4. QUAL E' IL NOME DELL'EUROPA?




Europa, il tuo nome è vigliaccheria

di Mathias Döpfner (*)

«Europa, il tuo nome è Appeasement!», ha scritto qualche giorno fa Henryk M. Broder su «Welt am Sonntag». Una frase che non esce più dalla testa, perché è terribilmente vera.
    L'appeasement è costato la vita a milioni di ebrei e non ebrei quando gli alleati in Inghilterra e in Francia negoziarono troppo a lungo ed esitarono fino a che capirono che Hitler non poteva essere vincolato con dei trattati, ma soltanto combattuto.
    L'appeasement ha stabilizzato il comunismo sovietico e la DDR quando dei paesi europei hanno trasfigurato un disumano regime oppressivo in una possibile alternativa ideologica.
    L'appeasement ha paralizzato l'Europa quando, mentre in Kosovo infuriava il genocidio, si è continuato a discutere fino a che gli americani si sono decisi a sbrigare per noi la faccenda.
    L'appeasement europeo, camuffato sotto la fumosa parola «equidistanza», relativizza in Israele gli attentati suicidi dei fondamentalisti palestinesi invece di proteggere l'unica democrazia in Medio Oriente.
    E' l'appeasement che plasma la mentalità quando l'Europa ignora le oltre 300.000 vittime torturate e uccise da Saddam in Iraq e con autosoddisfatto senso di giustizia pacifista assegna brutti voti a George Bush.
    Ed è ancora appeasement nella sua forma più grottesca quando si reagisce all'escalation di violenza dei fondamentalisti islamici in Olanda e in altre parti d'Europa proponendo di introdurre in Germania un giorno festivo islamico.
    Che cosa deve accadere prima che l'opinione pubblica e la classe dirigente politica realizzino che si sta svolgendo una specie di crociata, un sistema di attacco particolarmente perfido, concentrato sui civili, contro le nostre libere società occidentali da parte di fanatici musulmani?
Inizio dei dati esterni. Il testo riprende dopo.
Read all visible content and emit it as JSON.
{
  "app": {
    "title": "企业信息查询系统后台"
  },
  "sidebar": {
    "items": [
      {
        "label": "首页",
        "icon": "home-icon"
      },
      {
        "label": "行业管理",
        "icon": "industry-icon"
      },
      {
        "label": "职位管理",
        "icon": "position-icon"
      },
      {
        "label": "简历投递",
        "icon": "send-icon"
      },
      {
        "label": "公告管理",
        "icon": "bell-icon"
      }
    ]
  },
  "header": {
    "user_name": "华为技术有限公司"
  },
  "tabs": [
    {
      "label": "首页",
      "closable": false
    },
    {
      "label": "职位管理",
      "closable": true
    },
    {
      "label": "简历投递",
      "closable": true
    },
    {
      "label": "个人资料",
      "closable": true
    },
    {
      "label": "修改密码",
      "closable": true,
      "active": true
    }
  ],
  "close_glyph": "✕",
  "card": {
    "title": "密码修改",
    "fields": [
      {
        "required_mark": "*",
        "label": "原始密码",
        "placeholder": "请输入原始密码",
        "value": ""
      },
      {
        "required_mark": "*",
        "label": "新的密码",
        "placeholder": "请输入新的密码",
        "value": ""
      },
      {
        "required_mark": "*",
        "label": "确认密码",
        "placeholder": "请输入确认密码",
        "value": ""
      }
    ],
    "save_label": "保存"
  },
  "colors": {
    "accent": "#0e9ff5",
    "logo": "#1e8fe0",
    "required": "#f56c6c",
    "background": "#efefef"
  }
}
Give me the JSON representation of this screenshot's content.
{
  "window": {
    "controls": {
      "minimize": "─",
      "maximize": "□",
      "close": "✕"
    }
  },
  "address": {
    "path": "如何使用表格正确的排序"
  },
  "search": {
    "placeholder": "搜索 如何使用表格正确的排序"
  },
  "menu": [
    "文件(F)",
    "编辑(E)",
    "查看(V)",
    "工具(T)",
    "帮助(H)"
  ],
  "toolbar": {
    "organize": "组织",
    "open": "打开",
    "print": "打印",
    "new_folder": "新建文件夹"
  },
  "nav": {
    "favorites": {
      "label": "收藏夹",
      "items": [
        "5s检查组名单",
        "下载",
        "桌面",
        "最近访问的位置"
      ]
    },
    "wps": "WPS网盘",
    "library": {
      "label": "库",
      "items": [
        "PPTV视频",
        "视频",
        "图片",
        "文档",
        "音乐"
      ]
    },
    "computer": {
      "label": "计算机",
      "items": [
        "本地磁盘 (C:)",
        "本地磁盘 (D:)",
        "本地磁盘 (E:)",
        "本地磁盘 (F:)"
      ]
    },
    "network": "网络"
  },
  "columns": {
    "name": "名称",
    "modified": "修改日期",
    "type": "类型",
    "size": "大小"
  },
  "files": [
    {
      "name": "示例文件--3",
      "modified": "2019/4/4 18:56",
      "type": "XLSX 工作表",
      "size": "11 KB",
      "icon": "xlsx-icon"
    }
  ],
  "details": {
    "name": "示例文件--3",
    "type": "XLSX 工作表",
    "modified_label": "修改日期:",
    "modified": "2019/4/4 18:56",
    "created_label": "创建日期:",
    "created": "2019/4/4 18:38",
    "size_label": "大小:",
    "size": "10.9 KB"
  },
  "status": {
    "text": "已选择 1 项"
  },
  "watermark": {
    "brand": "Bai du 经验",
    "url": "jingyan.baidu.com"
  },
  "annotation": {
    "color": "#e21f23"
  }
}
Un conflitto che probabilmente durerà più a lungo dei grandi conflitti militari degli ultimi secoli. Un attacco portato da un nemico che non si lascia addomesticare dalla tolleranza e dal venirgli incontro, ma che anzi considera tali gesti come segni di debolezza e si sente soltanto incoraggiato.
    Due presidenti americani del recente passato hanno avuto il coraggio di un anti-appeasement: Reagan e Bush. Reagan ha posto fine alla guerra fredda, Bush ha riconosciuto - appoggiato dal convinto socialdemocratico Tony blair - il pericolo della guerra islamica contro la democrazia. Il suo ruolo storico sarà apprezzato fra qualche anno.
    L'Europa per ora si è tranquillamente ritirata nel suo angolo multiculturale invece di difendere con carismatica consapevolezza i valori della società liberale e agire come centro attrattivo di forza nell'area di tensione delle vere potenze modiali: America e Cina. Noi europei amiamo esibirci come maestri mondiali di tolleranza di fronte agli intolleranti, come ha giustamente osservato Otto Schily. E perché poi? Perché siamo così morali? O piuttosto perché siamo così materialisti?
    Per la sua politica Bush ha rischiato una svalutazione del dollaro, un più alto indebitamento dello Stato, un cronico aggravamento dell'economia politica americana, perché era in gioco il tutto per tutto.
    Così, mentre i rapaci animali da preda capitalisti americani sanno riconoscere le loro priorità, noi europei difendiamo con apprensione le prebende del nostro benessere sociale. Meglio non immischiarsi, potrebbe diventare caro. Preferiamo quindi discutere sulle 35 ore alla settimana, sul diritto all'assistenza medica dentistica, e ascoltiamo con piacere i predicatori televisivi che "tendono la mano agli assassini".
    Di questi tempi l'Europa assomiglia un po' a una vecchia zia che allunga le mani tremanti sui suoi ultimi gioielli mentre uno scassinatore fa irruzione

prosegue ->
nella casa dei suoi vicini.
    Europa, il tuo nome è vigliaccheria.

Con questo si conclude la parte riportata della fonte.